I just came across this situation yesterday as I was trying to make sense of data evaluated differently, without changing the number of observations used. You can find the comparative study I have done on my dataset, where I fit the same model using no Weight/Freq role, a Weight role, and a Freq role. Significant changes are circled in red :

Victor_G_1-1728724072284.png

In my case, weight was a better option, as it keeps the number of observations unchanged, but put more emphasis on observations with greater confidence/accuracy.

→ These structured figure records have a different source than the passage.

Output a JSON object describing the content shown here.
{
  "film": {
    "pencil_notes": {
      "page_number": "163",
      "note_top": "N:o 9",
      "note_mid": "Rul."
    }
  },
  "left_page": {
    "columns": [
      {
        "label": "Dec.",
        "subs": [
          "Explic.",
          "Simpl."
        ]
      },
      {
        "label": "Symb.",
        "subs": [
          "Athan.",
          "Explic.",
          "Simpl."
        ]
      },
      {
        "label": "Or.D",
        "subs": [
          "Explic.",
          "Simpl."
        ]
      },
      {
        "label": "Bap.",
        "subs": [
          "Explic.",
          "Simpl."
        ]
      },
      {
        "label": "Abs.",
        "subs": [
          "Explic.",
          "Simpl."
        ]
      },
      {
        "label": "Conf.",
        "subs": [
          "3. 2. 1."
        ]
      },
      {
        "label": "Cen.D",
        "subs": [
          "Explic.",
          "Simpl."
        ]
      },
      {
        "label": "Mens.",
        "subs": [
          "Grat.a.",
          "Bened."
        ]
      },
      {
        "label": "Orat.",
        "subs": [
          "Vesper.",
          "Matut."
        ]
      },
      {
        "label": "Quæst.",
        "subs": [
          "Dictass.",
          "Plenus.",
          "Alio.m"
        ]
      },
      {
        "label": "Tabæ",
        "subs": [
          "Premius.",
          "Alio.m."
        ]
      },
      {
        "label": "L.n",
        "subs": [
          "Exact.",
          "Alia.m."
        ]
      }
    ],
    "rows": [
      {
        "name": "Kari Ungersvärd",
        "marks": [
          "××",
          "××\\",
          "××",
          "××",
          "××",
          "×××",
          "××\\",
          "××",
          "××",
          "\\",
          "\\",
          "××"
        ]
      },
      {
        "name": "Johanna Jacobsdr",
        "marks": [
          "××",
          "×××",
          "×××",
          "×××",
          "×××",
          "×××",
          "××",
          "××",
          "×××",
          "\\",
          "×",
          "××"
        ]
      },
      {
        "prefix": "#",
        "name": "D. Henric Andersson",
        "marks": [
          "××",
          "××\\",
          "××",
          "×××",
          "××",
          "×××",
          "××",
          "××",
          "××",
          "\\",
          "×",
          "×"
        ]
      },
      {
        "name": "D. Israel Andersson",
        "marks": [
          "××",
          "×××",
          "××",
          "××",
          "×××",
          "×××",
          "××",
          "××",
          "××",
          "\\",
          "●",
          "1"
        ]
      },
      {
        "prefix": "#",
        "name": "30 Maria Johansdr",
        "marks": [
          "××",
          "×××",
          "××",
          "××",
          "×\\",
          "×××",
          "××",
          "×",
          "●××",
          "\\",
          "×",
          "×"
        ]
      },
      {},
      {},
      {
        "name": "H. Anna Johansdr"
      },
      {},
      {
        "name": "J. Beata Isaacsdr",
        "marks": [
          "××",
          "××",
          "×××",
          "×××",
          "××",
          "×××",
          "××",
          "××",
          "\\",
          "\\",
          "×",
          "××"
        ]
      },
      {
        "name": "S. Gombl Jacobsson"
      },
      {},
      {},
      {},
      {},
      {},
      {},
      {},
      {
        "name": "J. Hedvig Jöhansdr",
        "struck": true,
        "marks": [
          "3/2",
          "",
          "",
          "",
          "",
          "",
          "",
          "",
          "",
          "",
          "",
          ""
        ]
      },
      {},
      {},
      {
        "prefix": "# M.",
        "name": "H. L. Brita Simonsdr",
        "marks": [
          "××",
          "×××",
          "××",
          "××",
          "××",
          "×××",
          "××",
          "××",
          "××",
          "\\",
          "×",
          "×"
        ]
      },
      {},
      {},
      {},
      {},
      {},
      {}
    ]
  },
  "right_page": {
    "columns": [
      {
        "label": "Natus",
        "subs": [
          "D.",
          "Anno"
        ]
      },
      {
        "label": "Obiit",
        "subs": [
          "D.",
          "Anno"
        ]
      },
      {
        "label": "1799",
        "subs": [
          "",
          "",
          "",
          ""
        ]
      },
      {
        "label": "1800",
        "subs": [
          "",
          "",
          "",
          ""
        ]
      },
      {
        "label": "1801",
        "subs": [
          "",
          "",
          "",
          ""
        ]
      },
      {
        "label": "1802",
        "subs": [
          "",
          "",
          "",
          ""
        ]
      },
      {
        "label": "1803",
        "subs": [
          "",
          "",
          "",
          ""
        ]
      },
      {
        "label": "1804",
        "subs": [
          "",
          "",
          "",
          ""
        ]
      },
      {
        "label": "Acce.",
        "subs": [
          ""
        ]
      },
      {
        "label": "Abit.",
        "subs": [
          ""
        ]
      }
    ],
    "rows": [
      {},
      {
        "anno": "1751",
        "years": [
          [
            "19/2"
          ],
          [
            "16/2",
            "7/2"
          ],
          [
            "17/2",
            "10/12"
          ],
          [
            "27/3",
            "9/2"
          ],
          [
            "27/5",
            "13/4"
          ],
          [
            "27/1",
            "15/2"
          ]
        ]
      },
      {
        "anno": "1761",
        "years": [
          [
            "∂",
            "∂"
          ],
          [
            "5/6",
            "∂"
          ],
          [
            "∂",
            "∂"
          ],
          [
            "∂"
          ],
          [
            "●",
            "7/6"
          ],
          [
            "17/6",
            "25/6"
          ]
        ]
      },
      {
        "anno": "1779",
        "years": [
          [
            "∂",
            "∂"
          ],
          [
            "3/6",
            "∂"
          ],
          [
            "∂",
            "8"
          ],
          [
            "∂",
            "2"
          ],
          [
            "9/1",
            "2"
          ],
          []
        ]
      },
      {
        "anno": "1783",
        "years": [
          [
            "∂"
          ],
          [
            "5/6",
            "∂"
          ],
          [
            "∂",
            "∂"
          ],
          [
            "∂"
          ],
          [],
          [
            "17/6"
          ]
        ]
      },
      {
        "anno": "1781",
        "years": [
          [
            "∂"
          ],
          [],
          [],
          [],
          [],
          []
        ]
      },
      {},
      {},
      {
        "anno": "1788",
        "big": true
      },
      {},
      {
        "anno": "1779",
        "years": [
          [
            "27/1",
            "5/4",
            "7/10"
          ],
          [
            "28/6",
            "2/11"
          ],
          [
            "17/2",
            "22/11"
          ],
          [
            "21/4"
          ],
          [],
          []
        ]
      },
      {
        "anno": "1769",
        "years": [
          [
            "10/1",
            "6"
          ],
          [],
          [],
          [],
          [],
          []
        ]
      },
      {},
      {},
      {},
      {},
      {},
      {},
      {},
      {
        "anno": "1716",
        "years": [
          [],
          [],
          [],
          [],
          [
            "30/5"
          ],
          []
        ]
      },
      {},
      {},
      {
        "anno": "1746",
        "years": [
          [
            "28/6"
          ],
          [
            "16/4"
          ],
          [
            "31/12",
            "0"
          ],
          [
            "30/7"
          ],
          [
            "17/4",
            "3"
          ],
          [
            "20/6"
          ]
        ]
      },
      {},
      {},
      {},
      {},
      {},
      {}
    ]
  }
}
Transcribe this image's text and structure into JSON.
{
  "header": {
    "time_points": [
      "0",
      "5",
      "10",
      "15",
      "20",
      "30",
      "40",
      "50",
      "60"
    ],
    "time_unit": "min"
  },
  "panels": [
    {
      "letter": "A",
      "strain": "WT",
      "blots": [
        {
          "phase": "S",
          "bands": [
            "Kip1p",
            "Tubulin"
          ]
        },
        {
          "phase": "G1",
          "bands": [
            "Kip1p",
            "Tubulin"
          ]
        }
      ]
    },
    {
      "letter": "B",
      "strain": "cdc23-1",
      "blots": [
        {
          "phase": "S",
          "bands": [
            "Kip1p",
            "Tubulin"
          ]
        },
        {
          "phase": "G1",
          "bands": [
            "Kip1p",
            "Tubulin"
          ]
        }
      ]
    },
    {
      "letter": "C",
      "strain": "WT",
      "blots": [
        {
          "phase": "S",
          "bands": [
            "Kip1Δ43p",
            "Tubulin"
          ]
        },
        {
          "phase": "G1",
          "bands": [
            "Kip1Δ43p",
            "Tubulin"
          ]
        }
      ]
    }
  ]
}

So you can see that weight and freq have conceptually different roles, and practically a different impact on the model.

 

 Hope this answer may help you,

Victor GUILLER

"It is not unusual for a well-designed experiment to analyze itself" (Box, Hunter and Hunter)
BigBook
Level II

Re: Where can I find official documentation on the working mechanisms of Weight and Freq in Fit Y by x

Thank you for answering my questions in combination with your own exploration, I will study first, and then ask you if you have questions。

thank you very much!

dlehman1
Level V

Re: Where can I find official documentation on the working mechanisms of Weight and Freq in Fit Y by x

I believe these various references are all correct, but they don't quite address an important question.  I often try to analyze survey data from Federal agencies.  These always provide a set of weights - they usually use complex stratified sampling so the weights are important.  Frequency usually suffices for getting descriptive or summary data.  But inference is a different matter and I believe JMP does not provide the correct inference for such cases (I think SAS does - at least that is the answer I've gotten in the past).  I don't know of a way for JMP to provide the correct standard errors in such cases using either the frequency or weight role.

 

If what I said is correct, it would be helpful to clarify that this is indeed the case.  It would be even better if JMP enabled producing the correct standard errors from these sampling design weights.